Fishermen urged to form cooperative societies for bargaining power, more revenue

In Summary

•   The last annual catch was 13,000 metric tonnes, but the lake has the potential to produce 35,000metric tonnes a year.

•   The  problem is attributed to lack of cold storage, difficulty accessing market and substandard fishing gear

Trader prepares fish for sale at Karagita landing beach in Lake Naivasha.
FISH GO BAD: Trader prepares fish for sale at Karagita landing beach in Lake Naivasha.

Post-catch losses around Lake Turkana amount to about 70 per cent due to lack of cold storage facilities and difficulty accessing markets.

The Intergovernmental Authority on Development (Igad) has raised  concern over the high post-catch losses incurred by the fishing community around Lake Turkana.

The regional organisation said losses stand at about 70 per cent, mainly due to lack of cold storage and difficulty getting to market.

The catch was 13,000 metric tonnes last year but the potential is 35,000 metric tonnes.

The problem was discussed during a coordination meeting between senior officials from Kenya and Ethiopia over the status of the fisheries sector around the Omo-Turkana basin.

Dr Eshete Dejen, Igad's environment programme coordinator, said it was necessary to reduce the high levels of post-harvest losses,

He addressed the press during a retreat in Naivasha.

He said the environment programme, which supports fishing communities around the basin, would also look into marketing issues.

"The high losses in Lake Turkana are mainly due to the high temperatures," Dejan said. "Kenya and Ethiopia are looking at ways to address this."

Eshete said Igad has a three-year programme to empower fishing communities through the creation of co-operative societies.

“The two countries should address the increasing use of undersize mesh nets by making sure that the laws are implemented,” he said.

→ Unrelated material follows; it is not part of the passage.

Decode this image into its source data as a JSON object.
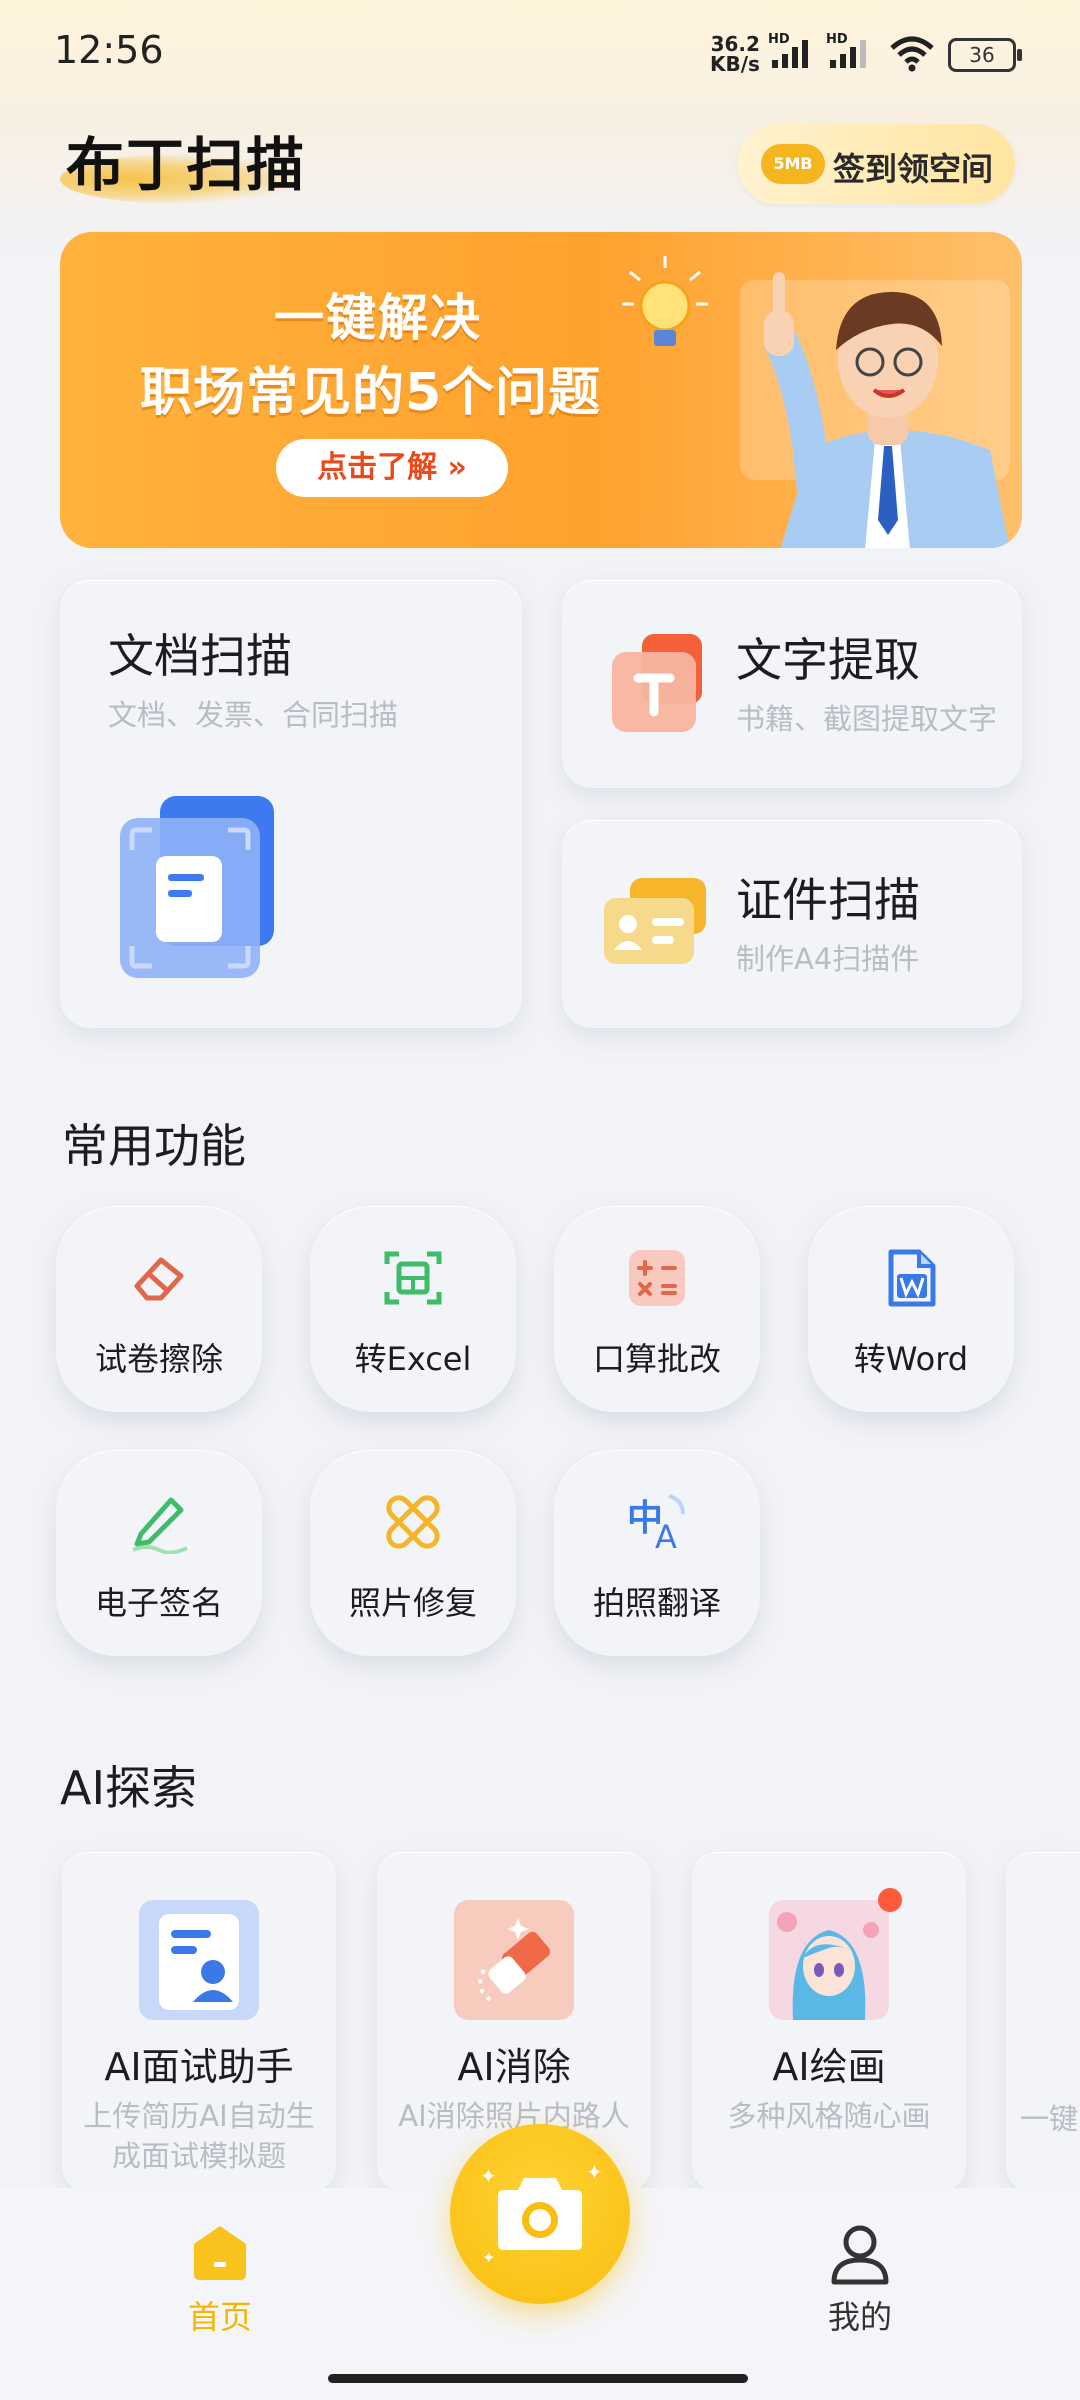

Director of Fisheries Rodrick Kundu said the lake has high potential that has not been fully utilised.

Climate change is the major challenge facing the lake, with harsh weather leading to a drop in water levels, thus reducing breeding grounds.

“Lake Turkana has over 60 species and 20 of them have been exploited for years, while a rise in water levels led to destruction of infrastructure around the lake,” he said.

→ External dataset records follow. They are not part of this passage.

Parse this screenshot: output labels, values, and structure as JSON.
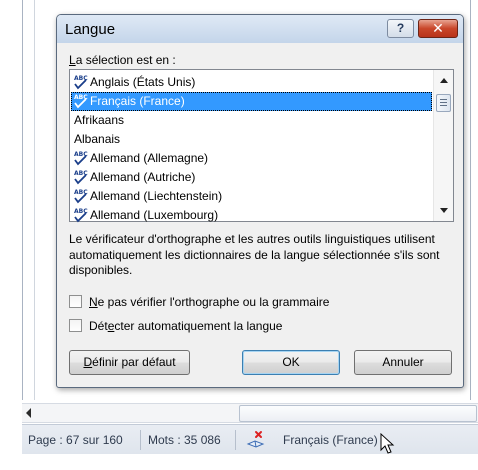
{
  "dialog": {
    "title": "Langue",
    "help_button": "?",
    "close_button": "✕",
    "selection_label_prefix": "L",
    "selection_label_rest": "a sélection est en :",
    "languages": [
      {
        "label": "Anglais (États Unis)",
        "spellcheck": true,
        "selected": false
      },
      {
        "label": "Français (France)",
        "spellcheck": true,
        "selected": true
      },
      {
        "label": "Afrikaans",
        "spellcheck": false,
        "selected": false
      },
      {
        "label": "Albanais",
        "spellcheck": false,
        "selected": false
      },
      {
        "label": "Allemand (Allemagne)",
        "spellcheck": true,
        "selected": false
      },
      {
        "label": "Allemand (Autriche)",
        "spellcheck": true,
        "selected": false
      },
      {
        "label": "Allemand (Liechtenstein)",
        "spellcheck": true,
        "selected": false
      },
      {
        "label": "Allemand (Luxembourg)",
        "spellcheck": true,
        "selected": false
      }
    ],
    "info_text": "Le vérificateur d'orthographe et les autres outils linguistiques utilisent automatiquement les dictionnaires de la langue sélectionnée s'ils sont disponibles.",
    "checkbox_no_check": {
      "prefix": "N",
      "rest": "e pas vérifier l'orthographe ou la grammaire",
      "checked": false
    },
    "checkbox_detect": {
      "before": "Dét",
      "key": "e",
      "after": "cter automatiquement la langue",
      "checked": false
    },
    "btn_default": {
      "key": "D",
      "rest": "éfinir par défaut"
    },
    "btn_ok": "OK",
    "btn_cancel": "Annuler"
  },
  "statusbar": {
    "page": "Page : 67 sur 160",
    "words": "Mots : 35 086",
    "language": "Français (France)"
  },
  "colors": {
    "selection": "#3399ff",
    "close_red": "#c9462a",
    "status_text": "#2f3b4e"
  }
}
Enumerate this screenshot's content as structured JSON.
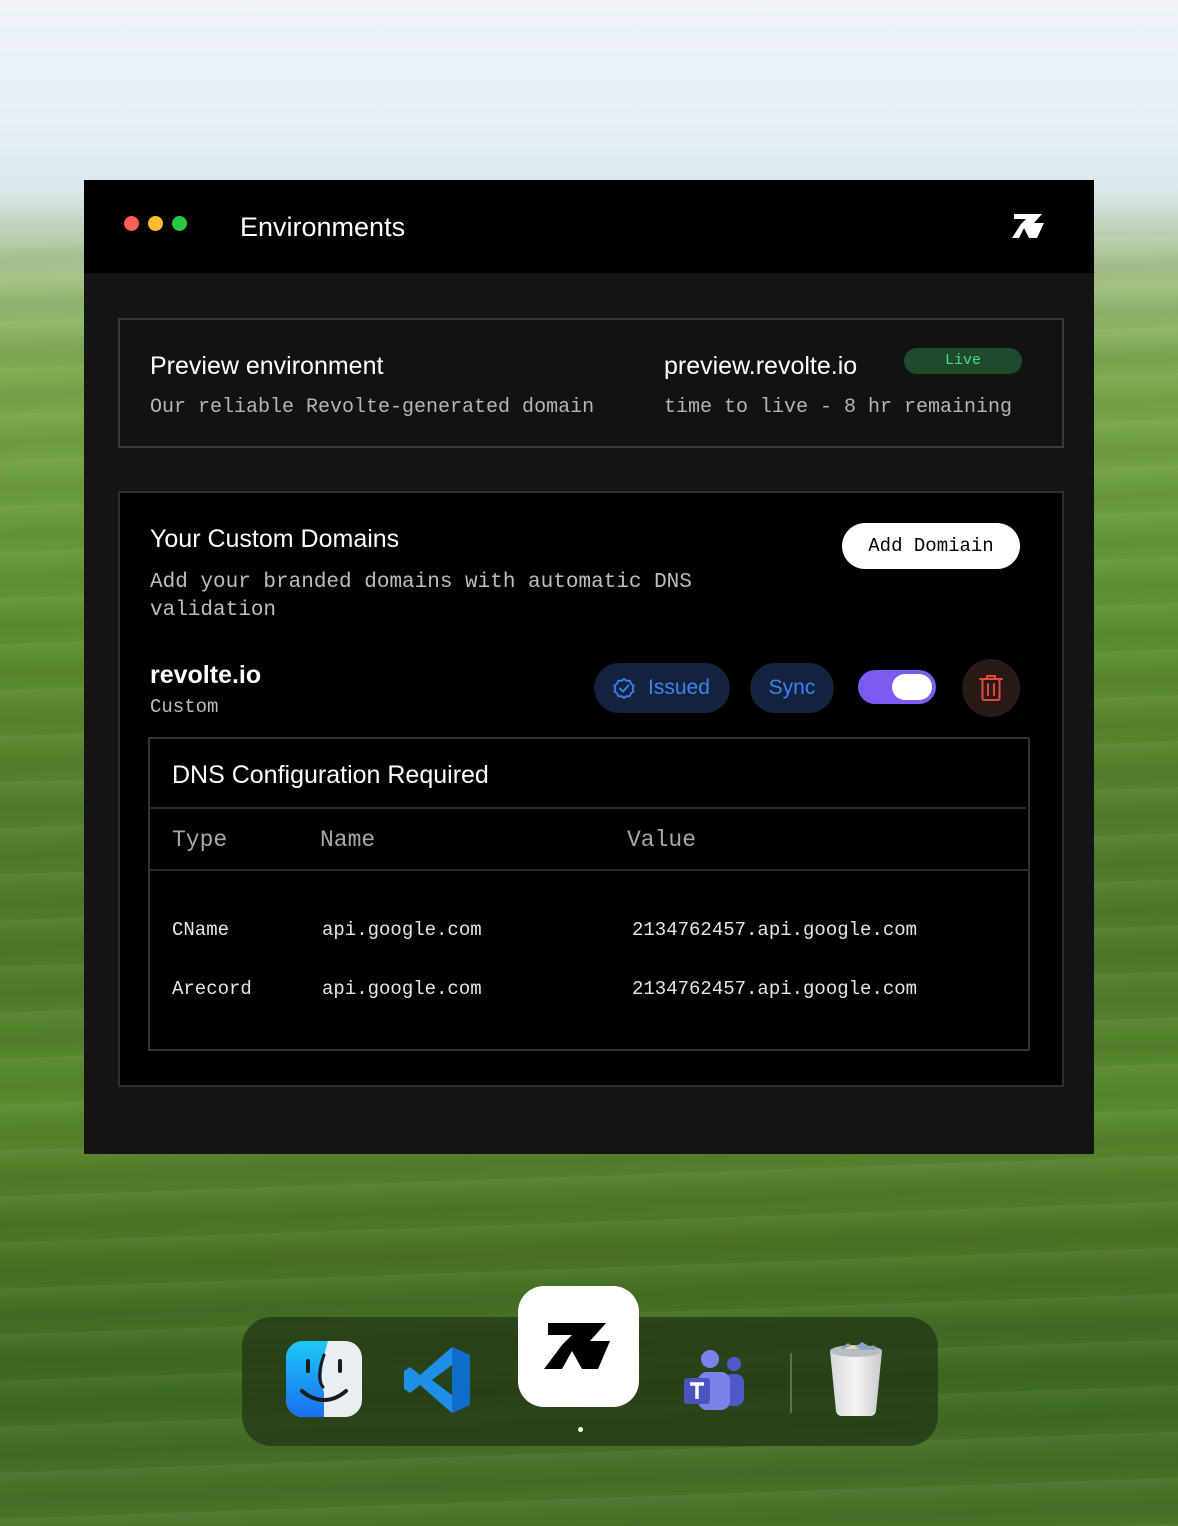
{
  "window": {
    "title": "Environments"
  },
  "preview": {
    "title": "Preview environment",
    "subtitle": "Our reliable Revolte-generated domain",
    "domain": "preview.revolte.io",
    "status": "Live",
    "ttl": "time to live - 8 hr remaining"
  },
  "custom_domains": {
    "title": "Your Custom Domains",
    "subtitle": "Add your branded domains with automatic DNS validation",
    "add_button": "Add Domiain",
    "domain": {
      "name": "revolte.io",
      "kind": "Custom",
      "issued_label": "Issued",
      "sync_label": "Sync",
      "enabled": true
    }
  },
  "dns": {
    "title": "DNS Configuration Required",
    "columns": [
      "Type",
      "Name",
      "Value"
    ],
    "rows": [
      {
        "type": "CName",
        "name": "api.google.com",
        "value": "2134762457.api.google.com"
      },
      {
        "type": "Arecord",
        "name": "api.google.com",
        "value": "2134762457.api.google.com"
      }
    ]
  },
  "dock": {
    "apps": [
      "finder-icon",
      "vscode-icon",
      "revolte-icon",
      "teams-icon",
      "trash-icon"
    ],
    "active": "revolte-icon"
  },
  "colors": {
    "accent_blue": "#3b82f6",
    "toggle_purple": "#7c5cf0",
    "live_green": "#4ade80",
    "danger_red": "#e5483b"
  }
}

Kundu said as the government improved infrastructure, there is hope of reducing post-harvest losses and increasing prices.

Igad head of mission in Kenya Fatuma Aden said small and inadequate fishing boats and gear has kept the fishing community from reaching parts of the lake.

“Fish is very nutritious and a source of revenue,” she said.

A senior officer of Ethiopia's Water ministry, Michael Moges, said coordination by the two countries would address the problems.

“The fisheries sector in the Omo-Turkana basin is not well organised," he said. "Hence, the need to form cooperative societies to assist fisherfolk to sell their catch,” he said.